Influenza, often called the flu, is a viral infection that affects your lungs and airways. Flu symptoms are a little bit like the common cold but are much more severe.

  • The flu spreads easily from person to person, sometimes causing epidemics (when many people get sick within a very short time)

  • The flu causes chills, fever, headache, sore throat, and cough

  • Most people recover, but flu makes some people very sick and some die from pneumonia, a bad lung infection

  • Doctors will have you rest, drink plenty of fluids, and take medicine for your symptoms if needed—sometimes they'll have you take antiviral medicines

  • People age 6 months or older should get a flu vaccine each year to help prevent the flu

  • The flu vaccine is the best way to prevent the flu, but you need to get a shot each year—the flu virus changes each year, so last year’s shot probably won't prevent this year’s flu

What causes influenza?

The virus spreads:

  • Through the air, in droplets that an infected person spreads through a cough or sneeze

  • Through touching things that infected people have touched after wiping or blowing their nose

Flu season in the United States lasts from November through March. Each year, millions of people get the flu and thousands die.

The flu virus changes a little bit from year to year. These changes can cause problems:

  • Some changes make the virus more deadly

  • New vaccines have to be made each year

Sometimes the changes in the flu virus make it both more likely to spread and more deadly. This happens a few times every hundred years and causes huge worldwide flu epidemics. These epidemics kill millions of people around the world. Fortunately, because the virus keeps changing, this ultra-dangerous flu eventually changes to a less dangerous one.

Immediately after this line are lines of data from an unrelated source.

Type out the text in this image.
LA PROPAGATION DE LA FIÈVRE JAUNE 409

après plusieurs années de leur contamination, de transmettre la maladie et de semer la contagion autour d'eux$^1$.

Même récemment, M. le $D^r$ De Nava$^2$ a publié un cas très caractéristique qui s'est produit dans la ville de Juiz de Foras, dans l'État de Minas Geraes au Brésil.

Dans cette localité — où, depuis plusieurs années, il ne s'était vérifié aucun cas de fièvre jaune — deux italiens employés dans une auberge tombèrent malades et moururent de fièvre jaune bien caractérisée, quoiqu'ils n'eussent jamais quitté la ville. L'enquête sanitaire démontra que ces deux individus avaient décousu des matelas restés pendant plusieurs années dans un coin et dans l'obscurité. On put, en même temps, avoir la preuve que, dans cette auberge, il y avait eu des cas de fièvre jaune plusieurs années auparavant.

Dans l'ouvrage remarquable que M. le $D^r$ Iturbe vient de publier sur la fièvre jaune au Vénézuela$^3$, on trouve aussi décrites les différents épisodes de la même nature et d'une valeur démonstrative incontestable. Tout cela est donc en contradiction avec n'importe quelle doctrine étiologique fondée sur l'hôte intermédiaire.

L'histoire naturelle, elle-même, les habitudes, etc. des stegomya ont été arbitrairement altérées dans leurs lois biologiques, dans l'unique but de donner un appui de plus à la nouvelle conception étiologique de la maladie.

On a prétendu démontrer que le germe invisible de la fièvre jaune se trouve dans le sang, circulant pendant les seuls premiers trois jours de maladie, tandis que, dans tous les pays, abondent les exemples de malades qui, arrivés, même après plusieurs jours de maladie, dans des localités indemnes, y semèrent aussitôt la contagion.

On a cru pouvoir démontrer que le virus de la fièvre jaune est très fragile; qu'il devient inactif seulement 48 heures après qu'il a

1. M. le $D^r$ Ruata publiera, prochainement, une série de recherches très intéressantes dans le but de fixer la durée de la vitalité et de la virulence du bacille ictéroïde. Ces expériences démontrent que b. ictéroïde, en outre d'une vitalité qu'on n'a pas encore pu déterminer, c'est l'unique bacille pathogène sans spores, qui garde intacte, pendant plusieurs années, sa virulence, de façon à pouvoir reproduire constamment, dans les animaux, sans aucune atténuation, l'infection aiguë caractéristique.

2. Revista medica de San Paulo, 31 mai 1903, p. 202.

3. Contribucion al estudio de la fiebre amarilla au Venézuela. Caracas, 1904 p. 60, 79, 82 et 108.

What are the symptoms of flu?

Early symptoms of flu include:

  • Chills

  • Fever, up to 103° F (39.4° C)

  • Sick, weak, tired feeling

  • Muscle aches, especially in your back and legs

  • Severe headache

  • Runny nose

  • Scratchy, sore throat

Later symptoms include:

  • Severe cough that brings up phlegm (mucus)

  • Feeling sick to your stomach and throwing up

Most symptoms go away within a week, but the cough may last for weeks.

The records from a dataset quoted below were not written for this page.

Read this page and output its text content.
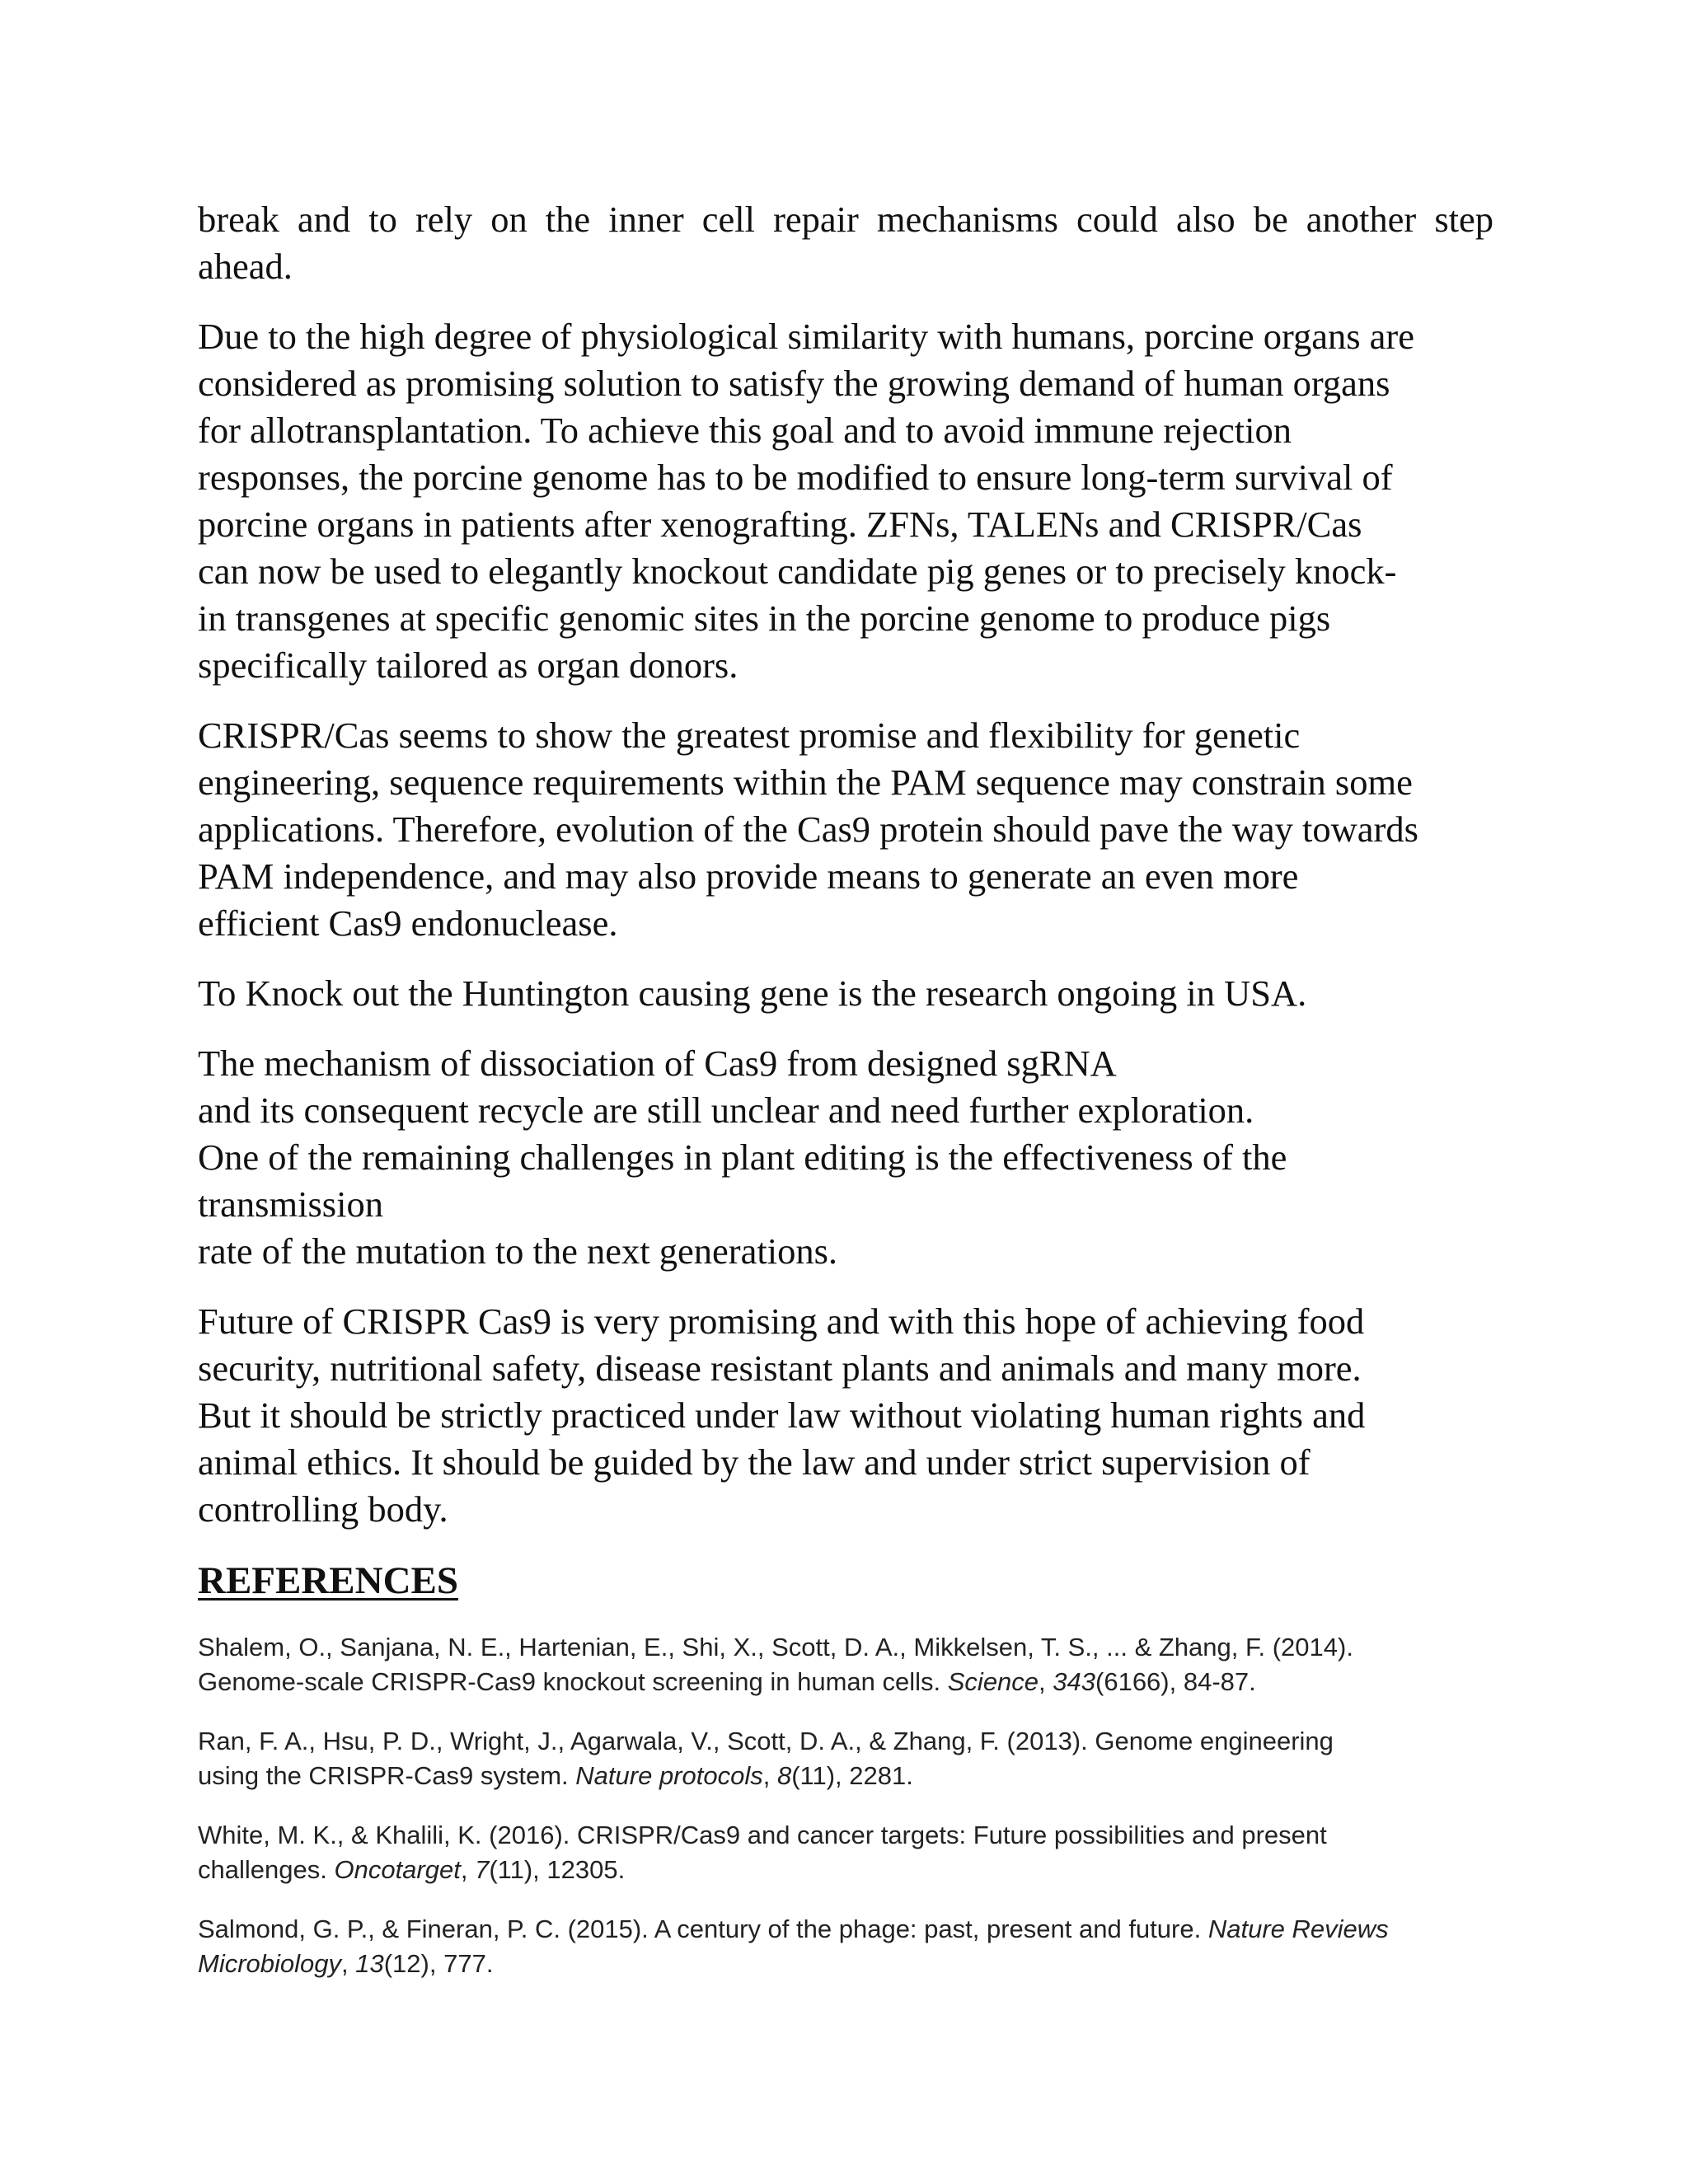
break and to rely on the inner cell repair mechanisms could also be another step
ahead.

Due to the high degree of physiological similarity with humans, porcine organs are
considered as promising solution to satisfy the growing demand of human organs
for allotransplantation. To achieve this goal and to avoid immune rejection
responses, the porcine genome has to be modified to ensure long-term survival of
porcine organs in patients after xenografting. ZFNs, TALENs and CRISPR/Cas
can now be used to elegantly knockout candidate pig genes or to precisely knock-
in transgenes at specific genomic sites in the porcine genome to produce pigs
specifically tailored as organ donors.

CRISPR/Cas seems to show the greatest promise and flexibility for genetic
engineering, sequence requirements within the PAM sequence may constrain some
applications. Therefore, evolution of the Cas9 protein should pave the way towards
PAM independence, and may also provide means to generate an even more
efficient Cas9 endonuclease.

To Knock out the Huntington causing gene is the research ongoing in USA.

The mechanism of dissociation of Cas9 from designed sgRNA
and its consequent recycle are still unclear and need further exploration.
One of the remaining challenges in plant editing is the effectiveness of the
transmission
rate of the mutation to the next generations.

Future of CRISPR Cas9 is very promising and with this hope of achieving food
security, nutritional safety, disease resistant plants and animals and many more.
But it should be strictly practiced under law without violating human rights and
animal ethics. It should be guided by the law and under strict supervision of
controlling body.

REFERENCES
Shalem, O., Sanjana, N. E., Hartenian, E., Shi, X., Scott, D. A., Mikkelsen, T. S., ... & Zhang, F. (2014).
Genome-scale CRISPR-Cas9 knockout screening in human cells. Science, 343(6166), 84-87.
Ran, F. A., Hsu, P. D., Wright, J., Agarwala, V., Scott, D. A., & Zhang, F. (2013). Genome engineering
using the CRISPR-Cas9 system. Nature protocols, 8(11), 2281.
White, M. K., & Khalili, K. (2016). CRISPR/Cas9 and cancer targets: Future possibilities and present
challenges. Oncotarget, 7(11), 12305.
Salmond, G. P., & Fineran, P. C. (2015). A century of the phage: past, present and future. Nature Reviews Microbiology, 13(12), 777.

Children, pregnant women, older people, people with other diseases such as diabetes, heart disease and lung disease, and people with a weak immune system may have more severe symptoms. They may also get pneumonia.

How can doctors tell if I have the flu?

Doctors can usually tell if you have flu based on your symptoms, especially if many people in your area have the flu. To know for sure, doctors may test your blood or fluid from your nose or throat for the flu virus.

If doctors think you may have pneumonia, they'll do:

  • Chest x-ray

  • Pulse oximetry, a test that uses a sensor placed on your finger to see how much oxygen is in your blood

How do doctors treat the flu?

Doctors will:

  • Tell you to get lots of rest and drink plenty of fluids, especially until your fever goes away

  • Sometimes, give you antiviral medicines, if you’ve had symptoms for just 1 or 2 days

How can I prevent the flu?

Take these measures:

  • Get the flu shot

  • Wash your hands often with soap and water or hand sanitizer

  • Avoid crowds during flu season

  • Cover your nose and mouth when you cough or sneeze (if you have the flu)

Almost everyone 6 months and older should get a flu shot (vaccine) each year to help prevent the flu. Talk to your doctor about getting a flu shot.

  • It takes 2 weeks for the flu vaccine to work, so doctors in the United States suggest getting it in October, before flu season starts

  • If you can't safely get a flu shot, doctors may give you antiviral medicine to prevent the flu if there’s an outbreak of flu in your area

Sometimes you still get the flu after you had a flu shot. However, the shot makes getting the flu a lot less likely. Also, many people who think they got the flu after having the shot really just had a bad cold and not the flu.